(Recasts, updates with analyst comments, specifies tax,
separate impact for diesel)
BRASILIA/RIO DE JANEIRO, April 30 Brazil will
raise refinery-gate gasoline prices 10 percent and diesel
prices by 15 percent on May 2 in the first hike in 2-1/2 years,
but a tax cut should reduce a subsequent rise in inflation, the
government said on Wednesday.
The much-expected decision allowing state-run oil company
Petrobras (PETR4.SA)(PBR.N) to raise the prices of two key
fuels came after two days of meetings between Petrobras
executives, President Luiz Inacio Lula da Silva and his
ministers, who were concerned about stoking inflation.
Finance Minister Guido Mantega said shortly after Petrobras
announced the hike that the government would reduce the
so-called CIDE economic domain tax so motorists at the pump
feel no impact from the refinery-gate gasoline jump.
He said CIDE, which will fall to 18 centavos (11 U.S.
cents) from 28 centavos a liter of gasoline and to 3 centavos
from 7 centavos for diesel, was created as an anti-cyclical tax
intended to mitigate the impact of price hikes on consumers.
Diesel prices would still increase over 8 percent for
consumers and a huge fleet of trucks and buses, Mantega said.
Inflation has been rising, fueled by growing demand during
an economic boom, as well as high food prices.
World oil prices have nearly doubled since the last fuel
price hike in Latin America's largest country where Petrobras
accounts for nearly all crude production and refining.
Analysts say the price lag for gasoline and diesel is
between 20 and 30 percent, which has hit Petrobras cash flow at
a time it needs to pump billions of dollars in recent important
oil discoveries to boost production. Still, the rise,
especially for diesel, exceeded some expectations.
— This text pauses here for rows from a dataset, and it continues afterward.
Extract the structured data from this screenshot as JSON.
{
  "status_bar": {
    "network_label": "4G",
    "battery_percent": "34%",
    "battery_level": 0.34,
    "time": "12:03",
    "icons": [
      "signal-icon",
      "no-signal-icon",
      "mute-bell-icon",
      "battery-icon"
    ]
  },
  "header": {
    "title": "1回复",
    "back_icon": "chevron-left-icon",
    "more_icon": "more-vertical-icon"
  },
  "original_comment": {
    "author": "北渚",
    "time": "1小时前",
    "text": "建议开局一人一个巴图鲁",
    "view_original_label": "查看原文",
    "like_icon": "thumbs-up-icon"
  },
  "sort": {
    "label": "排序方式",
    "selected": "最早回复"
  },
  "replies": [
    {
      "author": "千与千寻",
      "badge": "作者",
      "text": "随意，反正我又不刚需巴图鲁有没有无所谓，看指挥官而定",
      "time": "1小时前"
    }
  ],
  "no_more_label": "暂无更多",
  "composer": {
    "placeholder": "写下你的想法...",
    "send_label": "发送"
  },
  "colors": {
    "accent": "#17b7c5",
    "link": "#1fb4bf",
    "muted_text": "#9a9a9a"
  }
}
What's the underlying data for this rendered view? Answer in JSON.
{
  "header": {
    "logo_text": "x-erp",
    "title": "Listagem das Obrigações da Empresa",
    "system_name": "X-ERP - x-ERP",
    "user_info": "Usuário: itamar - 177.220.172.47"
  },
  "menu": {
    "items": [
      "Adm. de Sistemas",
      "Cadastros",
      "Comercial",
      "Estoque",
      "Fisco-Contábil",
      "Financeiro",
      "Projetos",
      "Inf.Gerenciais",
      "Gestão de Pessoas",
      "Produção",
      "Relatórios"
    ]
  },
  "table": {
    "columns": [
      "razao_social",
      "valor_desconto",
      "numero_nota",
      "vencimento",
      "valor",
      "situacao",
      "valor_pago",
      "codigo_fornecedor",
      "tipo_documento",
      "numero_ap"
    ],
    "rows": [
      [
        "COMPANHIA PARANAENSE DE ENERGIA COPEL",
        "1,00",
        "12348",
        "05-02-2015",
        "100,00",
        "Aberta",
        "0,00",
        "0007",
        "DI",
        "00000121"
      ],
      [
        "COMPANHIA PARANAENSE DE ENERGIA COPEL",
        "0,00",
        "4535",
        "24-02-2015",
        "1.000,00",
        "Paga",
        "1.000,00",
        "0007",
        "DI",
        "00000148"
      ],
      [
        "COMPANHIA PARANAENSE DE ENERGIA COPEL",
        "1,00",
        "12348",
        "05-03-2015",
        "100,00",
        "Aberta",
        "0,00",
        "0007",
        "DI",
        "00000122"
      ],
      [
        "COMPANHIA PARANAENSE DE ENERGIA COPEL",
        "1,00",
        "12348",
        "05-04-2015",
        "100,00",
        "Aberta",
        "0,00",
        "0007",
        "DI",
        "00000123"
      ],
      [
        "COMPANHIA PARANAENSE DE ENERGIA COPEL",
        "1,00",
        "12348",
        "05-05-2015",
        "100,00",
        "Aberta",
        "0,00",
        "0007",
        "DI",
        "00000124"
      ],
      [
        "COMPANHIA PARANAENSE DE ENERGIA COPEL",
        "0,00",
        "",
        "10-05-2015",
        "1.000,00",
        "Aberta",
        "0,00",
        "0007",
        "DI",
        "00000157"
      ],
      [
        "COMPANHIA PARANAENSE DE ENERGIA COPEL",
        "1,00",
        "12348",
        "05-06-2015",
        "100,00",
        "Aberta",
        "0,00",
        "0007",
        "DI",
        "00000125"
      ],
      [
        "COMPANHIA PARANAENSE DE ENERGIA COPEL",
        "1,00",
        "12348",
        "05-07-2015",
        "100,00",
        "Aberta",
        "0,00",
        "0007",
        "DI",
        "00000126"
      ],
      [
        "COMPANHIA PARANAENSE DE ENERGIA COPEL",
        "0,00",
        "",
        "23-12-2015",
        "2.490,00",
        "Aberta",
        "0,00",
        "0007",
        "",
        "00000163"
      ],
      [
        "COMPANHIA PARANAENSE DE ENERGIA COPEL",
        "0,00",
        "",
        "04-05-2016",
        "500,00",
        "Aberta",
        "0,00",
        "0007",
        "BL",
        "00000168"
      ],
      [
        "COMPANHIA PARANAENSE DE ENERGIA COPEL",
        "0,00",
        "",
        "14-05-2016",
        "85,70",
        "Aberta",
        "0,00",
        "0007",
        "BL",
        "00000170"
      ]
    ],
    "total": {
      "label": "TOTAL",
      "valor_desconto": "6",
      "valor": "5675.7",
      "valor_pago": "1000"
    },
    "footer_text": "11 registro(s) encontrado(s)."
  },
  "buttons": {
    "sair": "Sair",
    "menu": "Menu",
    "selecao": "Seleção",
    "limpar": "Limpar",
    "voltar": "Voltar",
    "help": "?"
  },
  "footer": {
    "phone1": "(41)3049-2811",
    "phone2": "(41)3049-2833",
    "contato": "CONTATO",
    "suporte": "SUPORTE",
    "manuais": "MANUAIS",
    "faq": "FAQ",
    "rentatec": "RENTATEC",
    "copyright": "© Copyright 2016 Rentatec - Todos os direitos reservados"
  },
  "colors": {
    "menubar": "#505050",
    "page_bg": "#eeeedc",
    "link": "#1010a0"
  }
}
"We have various positive aspects that will help Petrobras
stock -- prices rising a bit more than expected although maybe
not enough yet, the government acknowledging that it is a
needed hike and reducing the tax," said an analyst with a big
foreign bank who wished to remain anonymous.
"If they (the government) want to stick to a policy of
benefiting consumers, fine, but they are not going to do it at
the cost of Petrobras' revenues. It's a very good sign and a
strong commitment," the analyst added.
Gilberto Pereira de Souza of BES bank was less upbeat,
saying that, in the case of diesel, "with a 30 percent lag, a
15 percent hike doesn't resolve much, but it's better than
Petrobras stock closed 3.18 percent higher at 42.2 reais
before the announcement, underperforming a 6.3 percent jump in
the broader market fueled by Brazil's winning of a much coveted
investment-grade credit rating from Standard & Poor's.
Analysts say it is likely to rise more after Thursday's
Labor Day holiday to price in the fuel hike.
Petrobras, a publicly traded company, is formally free to
set fuel prices, but the government has de facto control over
the prices of gasoline, diesel and cooking gas. The prices of
other oil products like aviation kerosene or naphtha, are
adjusted regularly in line with market levels.
The company, which made Brazil self-sufficient in oil for
the first time in 2006, has already complained that its cash
flow is getting too low to finance its oil exploration program,
especially in the newly-found reserves deep under the ocean
floor in the so-called subsalt cluster.
Petrobras' five-year investment plan envisages an ambitious
capital expenditure of $122 billion.